October 17, 2013
So Autumn is here. It is getting dark early and when that dreaded time change to day light savings hits, it will be dark even earlier. So I guess we need to hang up the bike for the year. Or maybe we might get lucky and get a few weekend rides in.
Yeah, I suppose that could happen, but there really is no need to. Dressed appropriately, we can bike all year with very little change. Very little bar one big one: get good lights.
So I have been riding year round for years. Mostly on the roads as my favorite form of transportation to and from work. I have always had some form of little light on my bike, but did I feel safe 100% of the time? Not really, but gosh, those bright lights were just so expensive and so big and bulky. No more!
My current bike light on the front is by Serfas and is their True500 or TSL-S500. 500 Lumens of raw power! This tiny little light retails for $139.99 or else you can also get its little brother the True250 for $99. There are bigger lights, but frankly, both the 250 and 500 lumen versions offer plenty of brightness for night time riding on the road, the trails or even mountain bike riding in the woods.
Both versions of this light have great battery life, with close to 2 hours at maximum power, and double or triple that on lower settings. The rechargable battery they come with is also user replaceable. And the great thing about using these lights for commuting? They can be charged by USB. So if you forgot to charge it up on your way to work or school, you just need access to a USB port, a cable and you are good to go. And they come with a bar or helmet mount.
Serfas makes their lights according to RoSH standards. What does that mean? Well per the Serfas website:
The RoHS directive restricts the use of six hazardous materials in the manufacture of various types of electronic and electrical equipment. Although RoHS is not mandatory in the United States, for over 4 years Serfas has elected to do the right thing for the environment, and only manufacture lights that are RoHS compliant.
Of course a front light is absolutely needed for you to see where you are going, and to let others know you are coming, but what about cars or other cyclists approaching from behind? Well a rear light is also an absolute. If you are a fair weather only rider, then really you don't need to break the bank on a rear light. There are many economical options that work great on a crisp clear night.

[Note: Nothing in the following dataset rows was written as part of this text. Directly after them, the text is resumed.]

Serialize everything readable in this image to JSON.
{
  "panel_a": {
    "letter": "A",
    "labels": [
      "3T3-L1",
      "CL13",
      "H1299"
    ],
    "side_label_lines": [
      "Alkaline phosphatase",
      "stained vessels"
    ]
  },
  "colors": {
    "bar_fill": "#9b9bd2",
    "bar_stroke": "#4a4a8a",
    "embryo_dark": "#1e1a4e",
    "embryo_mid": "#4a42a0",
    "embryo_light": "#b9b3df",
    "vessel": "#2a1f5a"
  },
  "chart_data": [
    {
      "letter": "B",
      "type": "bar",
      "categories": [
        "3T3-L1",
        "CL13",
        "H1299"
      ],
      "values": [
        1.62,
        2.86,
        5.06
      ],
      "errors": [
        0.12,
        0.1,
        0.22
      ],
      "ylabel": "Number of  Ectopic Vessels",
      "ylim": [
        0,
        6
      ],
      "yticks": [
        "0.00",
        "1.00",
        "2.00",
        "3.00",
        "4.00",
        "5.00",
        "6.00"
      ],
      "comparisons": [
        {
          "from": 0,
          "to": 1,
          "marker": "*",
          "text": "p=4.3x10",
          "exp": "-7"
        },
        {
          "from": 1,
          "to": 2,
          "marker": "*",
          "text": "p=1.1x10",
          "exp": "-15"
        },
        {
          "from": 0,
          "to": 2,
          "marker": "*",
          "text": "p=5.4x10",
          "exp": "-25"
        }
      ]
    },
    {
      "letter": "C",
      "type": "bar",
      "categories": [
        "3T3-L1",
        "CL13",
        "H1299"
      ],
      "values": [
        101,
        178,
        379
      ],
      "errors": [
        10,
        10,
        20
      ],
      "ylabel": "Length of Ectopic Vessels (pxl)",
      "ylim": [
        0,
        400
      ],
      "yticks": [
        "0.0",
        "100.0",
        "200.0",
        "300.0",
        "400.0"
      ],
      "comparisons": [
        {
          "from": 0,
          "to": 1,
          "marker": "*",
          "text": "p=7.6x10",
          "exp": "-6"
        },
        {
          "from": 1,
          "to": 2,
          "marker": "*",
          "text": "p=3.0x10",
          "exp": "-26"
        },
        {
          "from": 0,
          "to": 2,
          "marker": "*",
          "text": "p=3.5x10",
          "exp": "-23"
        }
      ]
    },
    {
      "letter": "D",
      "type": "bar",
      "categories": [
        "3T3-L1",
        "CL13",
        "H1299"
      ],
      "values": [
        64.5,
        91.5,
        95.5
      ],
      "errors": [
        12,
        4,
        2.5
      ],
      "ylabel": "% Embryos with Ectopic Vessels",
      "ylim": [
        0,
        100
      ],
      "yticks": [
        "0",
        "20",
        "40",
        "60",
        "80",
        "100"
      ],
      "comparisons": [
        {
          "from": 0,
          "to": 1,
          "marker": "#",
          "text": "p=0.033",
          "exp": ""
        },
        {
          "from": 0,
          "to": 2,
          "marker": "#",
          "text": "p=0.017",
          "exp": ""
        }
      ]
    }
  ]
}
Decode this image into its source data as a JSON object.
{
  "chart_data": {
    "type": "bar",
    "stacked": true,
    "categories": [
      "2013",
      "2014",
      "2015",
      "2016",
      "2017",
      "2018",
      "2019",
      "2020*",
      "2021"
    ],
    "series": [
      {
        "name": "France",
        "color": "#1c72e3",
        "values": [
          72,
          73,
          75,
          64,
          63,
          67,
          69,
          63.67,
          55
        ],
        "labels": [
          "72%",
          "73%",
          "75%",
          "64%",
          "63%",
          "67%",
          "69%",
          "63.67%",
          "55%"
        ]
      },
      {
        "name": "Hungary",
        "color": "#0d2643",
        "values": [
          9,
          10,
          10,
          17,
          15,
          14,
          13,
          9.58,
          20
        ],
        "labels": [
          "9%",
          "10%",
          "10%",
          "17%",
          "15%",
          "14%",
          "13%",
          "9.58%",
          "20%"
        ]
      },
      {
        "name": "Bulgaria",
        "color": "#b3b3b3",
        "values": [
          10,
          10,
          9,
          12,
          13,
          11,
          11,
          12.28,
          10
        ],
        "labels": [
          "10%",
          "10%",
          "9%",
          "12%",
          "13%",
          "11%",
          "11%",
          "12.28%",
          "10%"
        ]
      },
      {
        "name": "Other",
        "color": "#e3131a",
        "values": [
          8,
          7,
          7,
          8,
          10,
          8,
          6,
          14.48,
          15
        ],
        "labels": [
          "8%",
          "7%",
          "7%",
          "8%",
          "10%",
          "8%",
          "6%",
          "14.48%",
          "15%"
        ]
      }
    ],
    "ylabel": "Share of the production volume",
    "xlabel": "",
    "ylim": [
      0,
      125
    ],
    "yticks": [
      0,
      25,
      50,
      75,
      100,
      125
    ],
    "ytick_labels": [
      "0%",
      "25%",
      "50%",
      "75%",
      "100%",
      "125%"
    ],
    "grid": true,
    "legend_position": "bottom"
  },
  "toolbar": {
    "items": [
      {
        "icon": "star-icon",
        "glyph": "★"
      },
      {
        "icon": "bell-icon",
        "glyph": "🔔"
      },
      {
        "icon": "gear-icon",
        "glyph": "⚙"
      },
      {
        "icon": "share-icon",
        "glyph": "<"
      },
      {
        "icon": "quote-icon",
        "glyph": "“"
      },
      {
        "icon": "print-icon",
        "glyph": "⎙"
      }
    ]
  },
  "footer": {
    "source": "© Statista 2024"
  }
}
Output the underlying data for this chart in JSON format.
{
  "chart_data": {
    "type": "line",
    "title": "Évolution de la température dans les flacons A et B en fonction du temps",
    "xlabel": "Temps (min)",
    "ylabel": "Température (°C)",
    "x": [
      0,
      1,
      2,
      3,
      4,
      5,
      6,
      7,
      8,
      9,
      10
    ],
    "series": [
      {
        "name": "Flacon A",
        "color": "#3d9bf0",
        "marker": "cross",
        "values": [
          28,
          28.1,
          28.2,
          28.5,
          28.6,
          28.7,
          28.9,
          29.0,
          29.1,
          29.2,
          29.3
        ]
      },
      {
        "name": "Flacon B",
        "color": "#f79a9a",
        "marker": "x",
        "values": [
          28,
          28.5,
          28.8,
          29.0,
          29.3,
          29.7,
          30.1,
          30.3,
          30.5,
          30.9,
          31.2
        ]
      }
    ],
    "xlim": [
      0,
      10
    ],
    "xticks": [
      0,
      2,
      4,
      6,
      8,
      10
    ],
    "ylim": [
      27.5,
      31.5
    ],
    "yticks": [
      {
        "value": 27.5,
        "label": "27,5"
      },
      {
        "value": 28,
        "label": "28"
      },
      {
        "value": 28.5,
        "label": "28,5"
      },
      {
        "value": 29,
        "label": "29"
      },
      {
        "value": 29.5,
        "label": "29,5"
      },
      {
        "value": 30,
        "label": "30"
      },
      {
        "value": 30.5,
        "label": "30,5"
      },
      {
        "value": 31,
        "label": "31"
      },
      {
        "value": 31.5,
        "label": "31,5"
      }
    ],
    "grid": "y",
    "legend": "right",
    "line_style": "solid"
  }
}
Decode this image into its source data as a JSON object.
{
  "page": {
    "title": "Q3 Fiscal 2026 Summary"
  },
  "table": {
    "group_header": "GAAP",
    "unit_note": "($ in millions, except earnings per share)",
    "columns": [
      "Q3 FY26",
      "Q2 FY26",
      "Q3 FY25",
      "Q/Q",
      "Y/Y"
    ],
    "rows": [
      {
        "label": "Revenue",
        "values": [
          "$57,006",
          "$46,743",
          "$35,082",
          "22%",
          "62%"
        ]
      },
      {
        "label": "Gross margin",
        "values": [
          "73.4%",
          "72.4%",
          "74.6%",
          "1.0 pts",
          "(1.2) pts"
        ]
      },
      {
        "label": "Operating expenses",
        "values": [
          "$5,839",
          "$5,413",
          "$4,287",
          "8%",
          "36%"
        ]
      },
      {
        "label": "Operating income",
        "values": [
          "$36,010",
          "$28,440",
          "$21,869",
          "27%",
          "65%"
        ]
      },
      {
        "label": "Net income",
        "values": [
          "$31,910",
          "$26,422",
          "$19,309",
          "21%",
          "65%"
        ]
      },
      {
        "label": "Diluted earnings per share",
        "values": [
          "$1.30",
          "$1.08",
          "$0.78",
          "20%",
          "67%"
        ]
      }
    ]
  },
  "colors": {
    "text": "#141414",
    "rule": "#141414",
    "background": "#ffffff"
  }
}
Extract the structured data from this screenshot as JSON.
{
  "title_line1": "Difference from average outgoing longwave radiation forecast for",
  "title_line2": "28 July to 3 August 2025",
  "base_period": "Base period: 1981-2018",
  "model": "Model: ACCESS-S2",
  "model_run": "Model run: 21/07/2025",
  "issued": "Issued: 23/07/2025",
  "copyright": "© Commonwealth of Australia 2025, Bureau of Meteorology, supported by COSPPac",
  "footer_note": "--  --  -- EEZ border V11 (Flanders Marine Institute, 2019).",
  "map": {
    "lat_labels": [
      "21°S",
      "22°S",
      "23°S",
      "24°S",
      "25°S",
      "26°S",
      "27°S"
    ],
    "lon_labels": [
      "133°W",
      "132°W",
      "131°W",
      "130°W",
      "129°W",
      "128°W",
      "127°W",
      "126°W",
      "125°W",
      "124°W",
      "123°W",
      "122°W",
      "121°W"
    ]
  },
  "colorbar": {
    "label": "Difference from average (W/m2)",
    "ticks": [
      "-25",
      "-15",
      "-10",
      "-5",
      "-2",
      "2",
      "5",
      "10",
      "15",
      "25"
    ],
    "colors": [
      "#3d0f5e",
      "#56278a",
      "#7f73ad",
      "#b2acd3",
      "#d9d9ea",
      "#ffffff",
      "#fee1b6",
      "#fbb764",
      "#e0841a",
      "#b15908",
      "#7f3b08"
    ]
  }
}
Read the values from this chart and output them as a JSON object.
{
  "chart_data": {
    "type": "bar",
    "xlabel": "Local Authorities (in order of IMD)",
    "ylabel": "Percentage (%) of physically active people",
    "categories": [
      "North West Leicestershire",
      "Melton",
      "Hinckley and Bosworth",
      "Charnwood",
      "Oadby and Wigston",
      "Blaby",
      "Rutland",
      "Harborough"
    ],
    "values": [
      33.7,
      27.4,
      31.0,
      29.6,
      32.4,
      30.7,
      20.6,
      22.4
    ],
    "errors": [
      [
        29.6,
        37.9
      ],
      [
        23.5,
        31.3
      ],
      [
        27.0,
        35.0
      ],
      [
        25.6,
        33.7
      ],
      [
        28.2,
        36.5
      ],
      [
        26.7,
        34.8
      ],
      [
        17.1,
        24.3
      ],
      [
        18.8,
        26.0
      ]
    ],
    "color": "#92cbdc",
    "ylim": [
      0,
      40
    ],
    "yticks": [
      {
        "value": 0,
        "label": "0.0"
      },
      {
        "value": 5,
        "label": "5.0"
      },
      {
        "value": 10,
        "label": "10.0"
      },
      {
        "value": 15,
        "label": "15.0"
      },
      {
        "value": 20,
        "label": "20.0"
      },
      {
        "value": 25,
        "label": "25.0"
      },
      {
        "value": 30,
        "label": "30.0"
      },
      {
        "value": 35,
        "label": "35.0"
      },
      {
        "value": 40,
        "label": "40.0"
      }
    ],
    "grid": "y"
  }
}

Riding in a bit of rain or fog or snow? Well opt for something with some oomph. Riding on the road opt for red flashing light with at least 800 meters visible distance. As cars are your "foe" you have to realize the worse the conditions the longer the distance they need to stop or slow down. So giving them maximum warning is the best thing. I currently have a nice little Cat Eye rear light, but I am going to up grade to the Serfas Thunderbolt. It offers super brightness and is rechargable via USB, which to me is so important these days.
Happy riding and don't let the dark scare you off.